Logo

3. Hukuk Dairesi2023/3472 E. 2024/2588 K.

Yapay Zeka Özeti

Uyuşmazlık: Tamamlanmayan inşaat projesinde daire satın alan davacının, satıcı ve belediyeye karşı tapu iptal tescil ve bedel iadesi ile tazminat talepleri.

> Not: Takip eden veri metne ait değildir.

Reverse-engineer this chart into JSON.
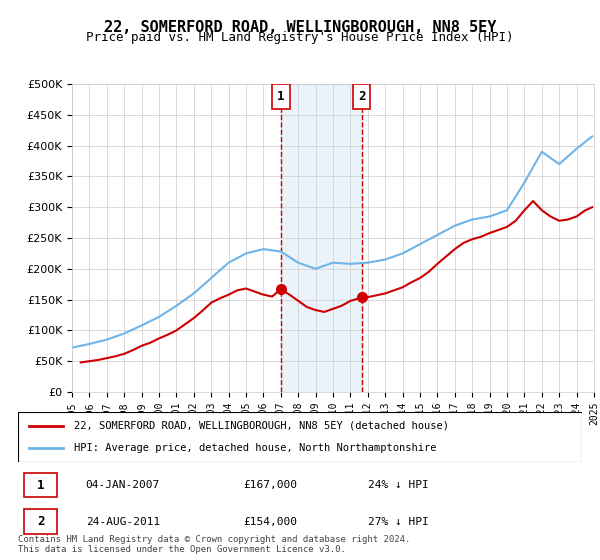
{
  "title": "22, SOMERFORD ROAD, WELLINGBOROUGH, NN8 5EY",
  "subtitle": "Price paid vs. HM Land Registry's House Price Index (HPI)",
  "legend_line1": "22, SOMERFORD ROAD, WELLINGBOROUGH, NN8 5EY (detached house)",
  "legend_line2": "HPI: Average price, detached house, North Northamptonshire",
  "sale1_label": "1",
  "sale1_date": "04-JAN-2007",
  "sale1_price": "£167,000",
  "sale1_hpi": "24% ↓ HPI",
  "sale1_year": 2007.0,
  "sale1_value": 167000,
  "sale2_label": "2",
  "sale2_date": "24-AUG-2011",
  "sale2_price": "£154,000",
  "sale2_hpi": "27% ↓ HPI",
  "sale2_year": 2011.65,
  "sale2_value": 154000,
  "hpi_color": "#6eb4e8",
  "sale_color": "#cc0000",
  "marker_color": "#cc0000",
  "highlight_color": "#d6e8f5",
  "highlight_alpha": 0.5,
  "grid_color": "#cccccc",
  "background_color": "#ffffff",
  "ylim": [
    0,
    500000
  ],
  "xlim_start": 1995,
  "xlim_end": 2025,
  "footnote": "Contains HM Land Registry data © Crown copyright and database right 2024.\nThis data is licensed under the Open Government Licence v3.0.",
  "hpi_years": [
    1995,
    1996,
    1997,
    1998,
    1999,
    2000,
    2001,
    2002,
    2003,
    2004,
    2005,
    2006,
    2007,
    2008,
    2009,
    2010,
    2011,
    2012,
    2013,
    2014,
    2015,
    2016,
    2017,
    2018,
    2019,
    2020,
    2021,
    2022,
    2023,
    2024,
    2024.9
  ],
  "hpi_values": [
    72000,
    78000,
    85000,
    95000,
    108000,
    122000,
    140000,
    160000,
    185000,
    210000,
    225000,
    232000,
    228000,
    210000,
    200000,
    210000,
    208000,
    210000,
    215000,
    225000,
    240000,
    255000,
    270000,
    280000,
    285000,
    295000,
    340000,
    390000,
    370000,
    395000,
    415000
  ],
  "sale_years": [
    1995.5,
    1996.0,
    1996.5,
    1997.0,
    1997.5,
    1998.0,
    1998.5,
    1999.0,
    1999.5,
    2000.0,
    2000.5,
    2001.0,
    2001.5,
    2002.0,
    2002.5,
    2003.0,
    2003.5,
    2004.0,
    2004.5,
    2005.0,
    2005.5,
    2006.0,
    2006.5,
    2007.0,
    2007.5,
    2008.0,
    2008.5,
    2009.0,
    2009.5,
    2010.0,
    2010.5,
    2011.0,
    2011.5,
    2012.0,
    2012.5,
    2013.0,
    2013.5,
    2014.0,
    2014.5,
    2015.0,
    2015.5,
    2016.0,
    2016.5,
    2017.0,
    2017.5,
    2018.0,
    2018.5,
    2019.0,
    2019.5,
    2020.0,
    2020.5,
    2021.0,
    2021.5,
    2022.0,
    2022.5,
    2023.0,
    2023.5,
    2024.0,
    2024.5,
    2024.9
  ],
  "sale_values": [
    48000,
    50000,
    52000,
    55000,
    58000,
    62000,
    68000,
    75000,
    80000,
    87000,
    93000,
    100000,
    110000,
    120000,
    132000,
    145000,
    152000,
    158000,
    165000,
    168000,
    163000,
    158000,
    155000,
    167000,
    158000,
    148000,
    138000,
    133000,
    130000,
    135000,
    140000,
    148000,
    152000,
    154000,
    157000,
    160000,
    165000,
    170000,
    178000,
    185000,
    195000,
    208000,
    220000,
    232000,
    242000,
    248000,
    252000,
    258000,
    263000,
    268000,
    278000,
    295000,
    310000,
    295000,
    285000,
    278000,
    280000,
    285000,
    295000,
    300000
  ]
}
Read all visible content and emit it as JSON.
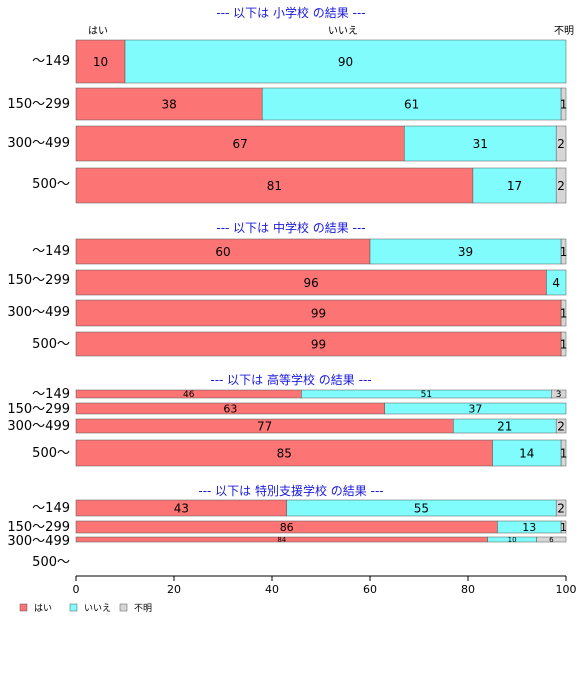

Gerekçe ve Sonuç: Bilirkişi raporunun açık ve anlaşılır olması ve Yargıtay Hukuk Genel Kurulu kararı uyarınca belediyenin güven sorumluluğu teorisine göre diğer davalı ile birlikte sorumlu tutulabileceği gözetilerek yerel mahkemenin kararı onanmıştır.

Karar Metni

"İçtihat Metni"

MAHKEMESİ :Tüketici Mahkemesi

SAYISI : 2023/35 E., 2023/253 K.

Taraflar arasındaki tapu iptal tescil, bedel iadesi, tazminat davalarından dolayı yapılan yargılama sonunda, bozmaya uyularak Mahkemece davanın kısmen kabul kısmen reddine karar verilmiştir.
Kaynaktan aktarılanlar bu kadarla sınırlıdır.